Define Relevant Tasks
After identifying the learning objective(s) you’re looking to measure through your authentic assessment, you can then start defining what students will actually do. Given that the assessment should be, well, authentic, start by looking at what professionals in your field do on a daily basis and how those tasks might relate to your selected learning objective. Although your task doesn’t ultimately have to relate to your field, it should require students to apply themselves in a relevant and new situation. Ultimately, the relevance of your assessment to students’ lives and/or goals should be clear. In fact, it’s helpful to state the relevance explicitly at the outset of the assessment.If you’re struggling to identify a relevant task, consider starting with the verb of your learning objective. Oftentimes, you’ll find that you’re able to define your task by looking at what the objective asks students to do. For instance, if the objective for a business course is that students will be able to analyze the local and global impact of organizational decisions, consider creating a fictional scenario in which students have to make organizational decisions for a business and analyze the impact of those decisions. Looking at your objective’s verb also ensures that your assessment aligns with your learning objective, which is a pillar of effective course design.

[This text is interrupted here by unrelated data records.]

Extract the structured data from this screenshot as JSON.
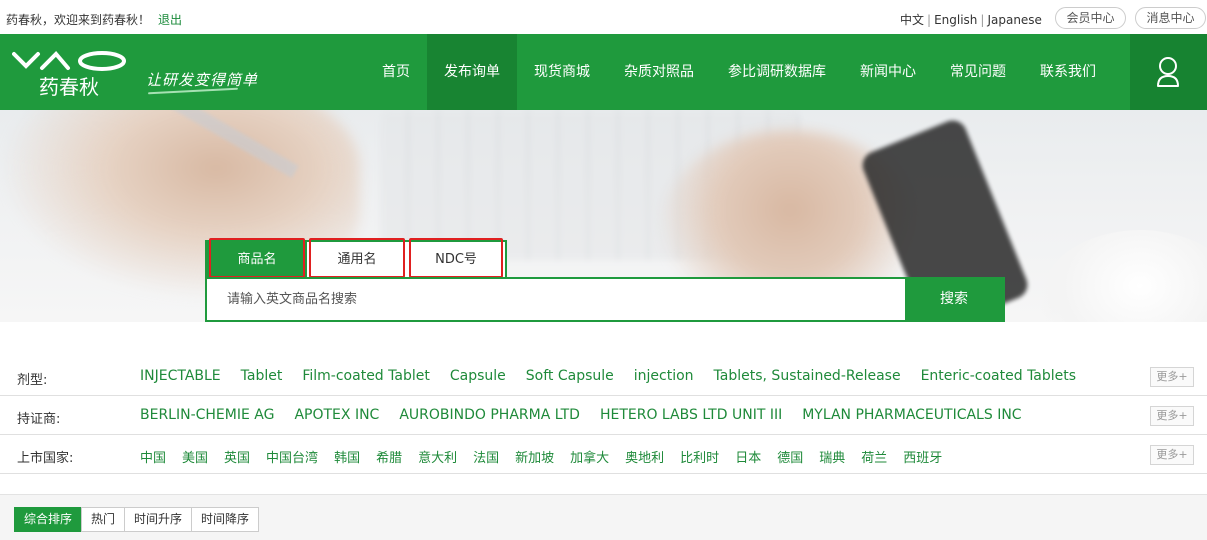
{
  "topbar": {
    "welcome": "药春秋，欢迎来到药春秋！",
    "logout": "退出",
    "languages": [
      "中文",
      "English",
      "Japanese"
    ],
    "member_center": "会员中心",
    "message_center": "消息中心"
  },
  "header": {
    "logo_text": "YAO",
    "logo_cn": "药春秋",
    "slogan": "让研发变得简单",
    "nav": [
      "首页",
      "发布询单",
      "现货商城",
      "杂质对照品",
      "参比调研数据库",
      "新闻中心",
      "常见问题",
      "联系我们"
    ],
    "active_nav": "发布询单"
  },
  "search": {
    "tabs": [
      "商品名",
      "通用名",
      "NDC号"
    ],
    "active_tab": "商品名",
    "placeholder": "请输入英文商品名搜索",
    "button": "搜索"
  },
  "filters": {
    "dosage": {
      "label": "剂型:",
      "values": [
        "INJECTABLE",
        "Tablet",
        "Film-coated Tablet",
        "Capsule",
        "Soft Capsule",
        "injection",
        "Tablets, Sustained-Release",
        "Enteric-coated Tablets"
      ],
      "more": "更多+"
    },
    "holder": {
      "label": "持证商:",
      "values": [
        "BERLIN-CHEMIE AG",
        "APOTEX INC",
        "AUROBINDO PHARMA LTD",
        "HETERO LABS LTD UNIT III",
        "MYLAN PHARMACEUTICALS INC"
      ],
      "more": "更多+"
    },
    "country": {
      "label": "上市国家:",
      "values": [
        "中国",
        "美国",
        "英国",
        "中国台湾",
        "韩国",
        "希腊",
        "意大利",
        "法国",
        "新加坡",
        "加拿大",
        "奥地利",
        "比利时",
        "日本",
        "德国",
        "瑞典",
        "荷兰",
        "西班牙"
      ],
      "more": "更多+"
    }
  },
  "sort": {
    "options": [
      "综合排序",
      "热门",
      "时间升序",
      "时间降序"
    ],
    "active": "综合排序"
  },
  "colors": {
    "brand_green": "#1f9a3d",
    "link_green": "#1f8a3a",
    "highlight_red": "#e02020"
  }
}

Identify Essential Performance Criteria
If the previous step was to define what students will do to complete your authentic assessment, this step focuses on how you’ll know whether they’ve done it well. After all, just because an authentic assessment doesn’t look like a traditional assessment doesn’t mean that the goal isn’t the same. You still need to have an indication of how well students have performed and whether they’ve achieved mastery.
With this in mind, it’s important for these performance criteria to align with the nature of your task. To return to our business example from earlier, you’d want to make sure that the way you measure students’ performance is reflective of or similar to the expectations they would encounter in a business scenario. For example, you’d want to create performance criteria specific to how students should make the organizational decisions and how accurately and/or appropriately they analyze those decisions. Although students shouldn’t be held to the same standards as professionals in the field (they’re novices, after all), it’s still possible to measure student success in a new and relevant way.
Develop a Rubric
Rubrics are a powerful tool for many assessment types, and they’re an essential component of authentic assessment. After all, authentic assessments are fairly subjective, and rubrics help ensure instructors are grading fairly and consistently from assessment to assessment and student to student. With this in mind, once you’ve identified the task and essential performance criteria (that is, what students will do and what benchmarks exist to make sure students do it well), the next step is to develop a rubric.
You might be thinking that this seems pretty similar to that last step. Well, it is! When designing your rubric, you should use the performance criteria you’ve identified and come up with measurable levels for each. Once you’ve developed your rubric, consider presenting it to students before they begin the assessment. That way, they know what you expect of them and can more readily gauge their own performance.